Lawyers arguing on behalf of children, parents and school boards who have been denied their constitutional right to access to a quality education – as well as the lawyers for the state and State Board of Education who have been sued and found liable for violating that promise – spoke vividly about the still unresolved 28-year battle to get all kids access to a quality education.

With equal urgency, they offered dire warnings of an unchecked General Assembly with courts unable to hold the legislative branch accountable for failure to uphold the state Constitution.

Today there are more than 400,000 students “at risk” of not making it to the next grade level or failing to graduate high school. “What evidence is there that every classroom in North Carolina has a competent certified, well-trained teacher in it. … There are over 11,000 vacant teaching and staff positions in the public schools,” Melanie Dubis, a lawyer for the plaintiffs told the state Supreme Court on Wednesday.
“Those (executive and legislative) branches (of state government) failed the children,” Dubis said. “Now the future of the children of North Carolina is in this court’s hands. And we submit that the remedy for those children is not 400,000 individual lawsuits to vindicate their individual constitutional rights. The remedy is upholding Judge Lee’s Nov. 10 order.”

Amar Majmundar, an attorney for the state representing the State Board of Education, said legislative leaders who only intervened in the 28-year-old case a few months ago contend the courts “are not empowered to enforce the Constitution,” legislators are “state actors superior to the fundamental rights of our children” and “their authority pre-empts the plain text of the Constitution.”

“One branch of government can nullify the other two simply by controlling the money. That the branch with the purse has all the power – no matter what the Constitution might say,” Majmundar said. “The consequences of that are breathtaking. That unbridled power was not envisioned by the framers, who instead, imposed upon each branch the rule of law. Not the law of power.”

Matthew Tilley, the lawyer representing legislative leaders state Senate President Pro Tempore Phil Berger and House Speaker Tim Moore, presented an almost other-worldly view. The failure to deliver on the state’s Constitutional promise of a right to a quality education applied only to Hoke County – the original plaintiff when the case was filed back in 1994. It is a contention contrary to state courts repeated rulings – including findings by the state Supreme Court in 1997 and again in 2004.
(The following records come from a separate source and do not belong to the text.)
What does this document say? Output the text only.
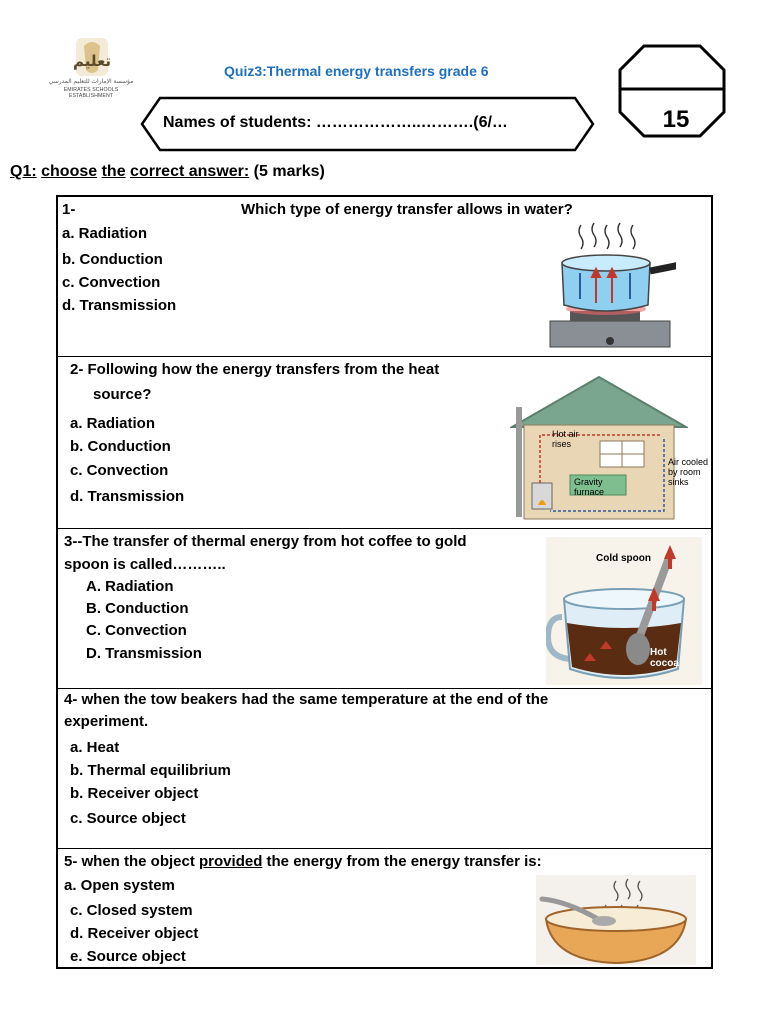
تعليم
مؤسسة الإمارات للتعليم المدرسي
EMIRATES SCHOOLS ESTABLISHMENT
Quiz3:Thermal energy transfers grade 6
Names of students: ………………..……….(6/…	15
Q1: choose the correct answer: (5 marks)
1-	Which type of energy transfer allows in water?
a. Radiation
b. Conduction
c. Convection
d. Transmission
2- Following how the energy transfers from the heat
source?
a. Radiation
b. Conduction
c. Convection
d. Transmission
Hot air rises
Air cooled by room sinks
Gravity furnace
3--The transfer of thermal energy from hot coffee to gold
spoon is called………..
A. Radiation
B. Conduction
C. Convection
D. Transmission
Cold spoon
Hot cocoa
4- when the tow beakers had the same temperature at the end of the
experiment.
a. Heat
b. Thermal equilibrium
b. Receiver object
c. Source object
5- when the object provided the energy from the energy transfer is:
a. Open system
c. Closed system
d. Receiver object
e. Source object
He even conjured up the notion – without any evidence -- that state executive departments might use the courts to get money the legislature wouldn’t appropriate – and the state Supreme Court must block it. “The executive branch is necessarily going to be tempted to use admissions in a court case to get orders that would provide agencies things that they can't get in the legislative process. It's a way to circumvent the process.”

Tilley’s contention found support, it appeared, from state Chief Justice Paul Newby and justices Phil Berger Jr. (the Senate leader’s son) and Tamara Barringer, who was a Republican state senator before being elected to the court in 2020. “Point to where a trial court said as a matter of law there was a statewide violation,” Justice Berger asked Majmundar, the state lawyer representing the State Board of Education.

Tilley went so far as to contend the courts had never found the state in violation of the state Constitution. “Before a court can fashion and impose a remedy, it must first find a violation. That hasn’t happened,” he said in his closing remarks.

He contended that the consensus Comprehensive Remedial Plan, developed by the defendants in the Leandro lawsuit, agreed to by the plaintiffs and ordered by two trial court judges, was an effort that “goes well beyond K through 12 education. It reworks the education system. It reworks even our accountability standards.”

And, he said that the order being contested in the high court was an appropriation by the Judiciary.”

The order directs state funds that have already been appropriated by the legislature, toward a series of objectives in the plan – for example hiring more teachers, school administrators and counselors; providing better education professional training.

The state Supreme Court is left with a stark choice --- and one that will determine the destiny of North Carolina’s school children and the delicate constitutional checks and balances in in state government.

It can affirm the orders to implement the Comprehensive Remedial Plan – and truly stand up for the school children and the right granted in state Constitution’s to access to a quality education. Failing to stand up will darken the future of hundreds of thousands of the state’s children.

It can assert its position as a co-equal branch of government and do it’s duty to review legislative actions and determine if they are constitutional. Taking a pass will weaken the state’s courts and open the gates of excess in the General Assembly where there will be practically no check on their actions.